Epistemic writing creates knowledge. (Think of all those times when you don't know what to think till you begin writing.) Such epistemic writing is an exploration, rather than declaration. It's the writing that dominates journals, letters and many blogs. Clearly, the students' sense of agency extends to self-knowledge as well as changing the world.
Comparing the Stanford students' writing with their peers from the mid-1980s, Lunsford found that the writing of today's students is about three times as long –they have "the ability to generate more prose."
They are also likely to make different kinds of errors. The number one error 20 years ago was spelling – a problem easily circumvented today by a spellchecker. Today's number one error is using the wrong word – "constraint" instead of "constrained," for example, or using the wrong preposition.
Lunsford recalls one student writing "I feel necrotic" rather than "neurotic."
Some nevertheless insist that writing today is substandard, littered with too many LOLs and OMGs. However, Lunsford noted that Stanford students were adept at different writing for different audiences. Moreover, they are changing the game: For a graphic novel such as Chris Ware's Jimmy Corrigan: The Smartest Kid on Earth, "traditional reading strategies do not work. Every single word is important." And websites, though they can be skimmed with a click, can be very labor- and thought-intensive.
"College writers need to be able to retain the best of print literacy, and know how to deploy it for their own purposes," said Lunsford. "They also need and deserve to be exposed to new forms of expression."

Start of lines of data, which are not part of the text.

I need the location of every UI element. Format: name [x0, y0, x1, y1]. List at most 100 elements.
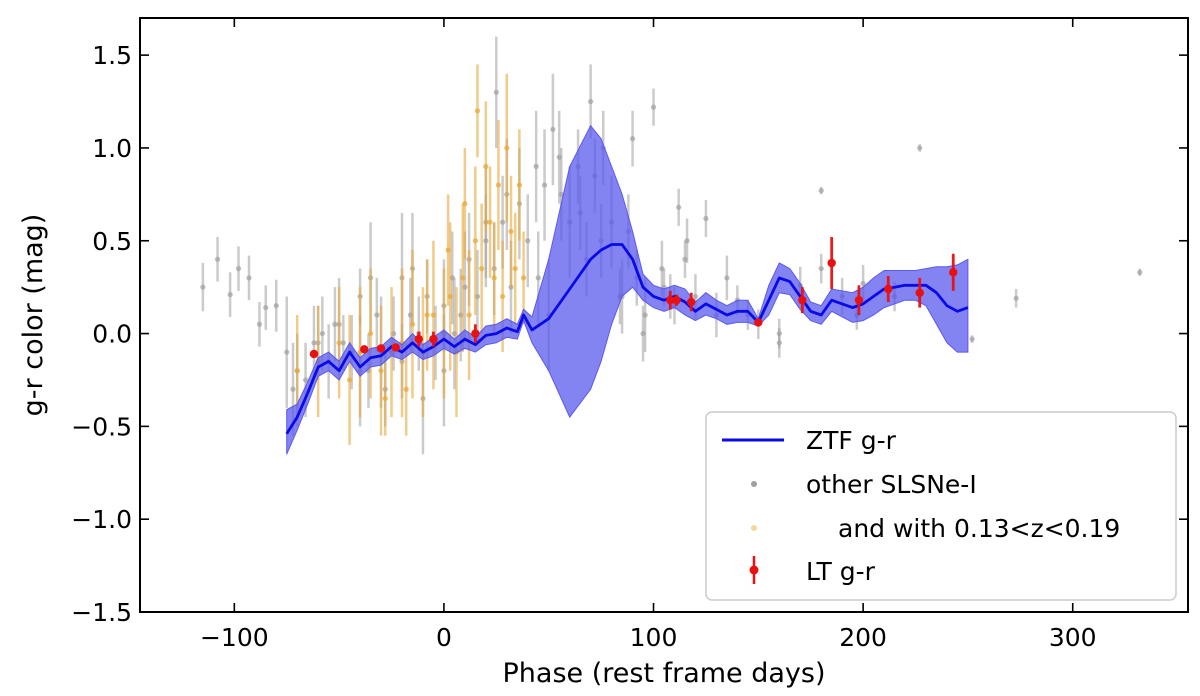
redshift-point — [520, 275, 527, 281]
y-tick-label: 1.5 — [92, 41, 132, 70]
legend-redshift-label: and with 0.13<z<0.19 — [838, 514, 1120, 543]
redshift-point — [336, 340, 342, 346]
other-slsne-point — [235, 265, 242, 272]
y-tick-label: 0.0 — [92, 320, 132, 349]
other-slsne-point — [1137, 269, 1143, 275]
redshift-point — [382, 395, 388, 402]
redshift-point — [409, 321, 416, 327]
legend-redshift-swatch — [751, 525, 757, 531]
ztf-band — [286, 124, 969, 455]
other-slsne-point — [588, 98, 594, 105]
redshift-point — [462, 201, 468, 207]
redshift-point — [487, 219, 493, 225]
ztf-band-layer — [286, 124, 969, 455]
x-tick-label: −100 — [200, 623, 269, 652]
x-tick-label: 0 — [436, 623, 452, 652]
redshift-point — [508, 228, 514, 235]
redshift-point — [483, 163, 489, 170]
redshift-point — [430, 312, 437, 318]
lt-point — [687, 297, 696, 307]
other-slsne-point — [525, 238, 531, 244]
other-slsne-point — [650, 104, 657, 110]
x-axis: −100 0 100 200 300 — [200, 18, 1097, 652]
plot-frame — [139, 17, 1189, 613]
other-slsne-point — [263, 304, 269, 311]
legend-lt-label: LT g-r — [806, 557, 876, 586]
other-slsne-point — [703, 215, 709, 222]
other-slsne-point — [273, 303, 279, 309]
lt-point — [429, 334, 438, 344]
redshift-point — [495, 182, 502, 188]
other-slsne-point — [969, 336, 975, 342]
lt-point — [754, 318, 763, 327]
other-slsne-point — [332, 321, 338, 327]
redshift-point — [516, 182, 522, 188]
other-slsne-point — [533, 163, 539, 170]
redshift-point — [460, 275, 466, 281]
redshift-point — [466, 312, 472, 318]
redshift-point — [445, 247, 451, 253]
other-slsne-point — [640, 330, 646, 337]
x-axis-label: Phase (rest frame days) — [503, 658, 826, 689]
other-slsne-point — [541, 182, 548, 188]
other-slsne-point — [284, 349, 290, 355]
lt-point — [949, 268, 958, 277]
other-slsne-point — [776, 330, 782, 337]
legend: ZTF g-r other SLSNe-I and with 0.13<z<0.… — [705, 411, 1177, 601]
legend-other-swatch — [751, 481, 757, 487]
redshift-point — [472, 238, 478, 244]
lt-point — [666, 295, 675, 305]
other-slsne-point — [535, 275, 541, 281]
other-slsne-point — [246, 275, 252, 281]
legend-box — [705, 411, 1177, 601]
other-slsne-point — [340, 340, 346, 346]
x-tick-label: 200 — [839, 623, 887, 652]
redshift-point — [504, 145, 510, 151]
other-slsne-point — [319, 330, 325, 337]
legend-lt-swatch — [749, 565, 759, 575]
lt-point — [672, 295, 681, 305]
other-slsne-point — [556, 154, 562, 160]
other-slsne-point — [550, 126, 556, 132]
other-slsne-point — [493, 89, 499, 95]
y-tick-label: −1.5 — [71, 598, 132, 627]
lt-point — [915, 288, 924, 297]
other-slsne-point — [214, 256, 221, 262]
lt-point — [854, 295, 864, 305]
lt-point — [471, 329, 480, 338]
other-slsne-point — [818, 265, 824, 272]
redshift-point — [294, 368, 300, 374]
other-slsne-point — [818, 188, 824, 194]
x-tick-label: 300 — [1049, 623, 1097, 652]
lt-point — [827, 258, 836, 268]
lt-points — [309, 237, 958, 359]
other-slsne-point — [290, 386, 296, 392]
redshift-point — [500, 293, 506, 300]
other-slsne-point — [374, 312, 380, 318]
redshift-point — [491, 275, 497, 281]
redshift-point — [347, 377, 353, 383]
lt-point — [360, 345, 369, 354]
other-slsne-point — [311, 340, 317, 346]
other-slsne-point — [917, 145, 923, 151]
legend-other-label: other SLSNe-I — [806, 470, 977, 499]
redshift-point — [474, 108, 481, 114]
y-axis: −1.5 −1.0 −0.5 0.0 0.5 1.0 1.5 — [71, 41, 1188, 627]
lt-point — [391, 343, 400, 352]
other-slsne-point — [302, 377, 309, 383]
other-slsne-point — [676, 204, 682, 210]
other-slsne-points — [200, 36, 1143, 455]
lt-point — [414, 334, 423, 344]
other-slsne-point — [860, 280, 866, 287]
other-slsne-point — [500, 219, 506, 225]
redshift-point — [512, 265, 518, 272]
other-slsne-point — [682, 256, 688, 262]
lt-point — [376, 344, 386, 353]
redshift-point — [424, 312, 430, 318]
redshift-point — [367, 330, 374, 337]
other-slsne-point — [724, 275, 730, 281]
lt-point — [309, 349, 319, 359]
other-slsne-point — [256, 321, 263, 327]
redshift-point — [403, 386, 409, 392]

With the more playful, inventive and spontaneous forms of writing available to them, are today's students losing the taste for more complex English?
"Every time I pick up Henry James, I have to relearn how to read Henry James. We don't want to lose the ability to do that kind of reading and writing," said Lunsford.
"Thinking about hard things requires hard prose. We can boil things down, prepare for a different audiences, but when it comes to hard things, I don't think it can be worked out in 140 characters."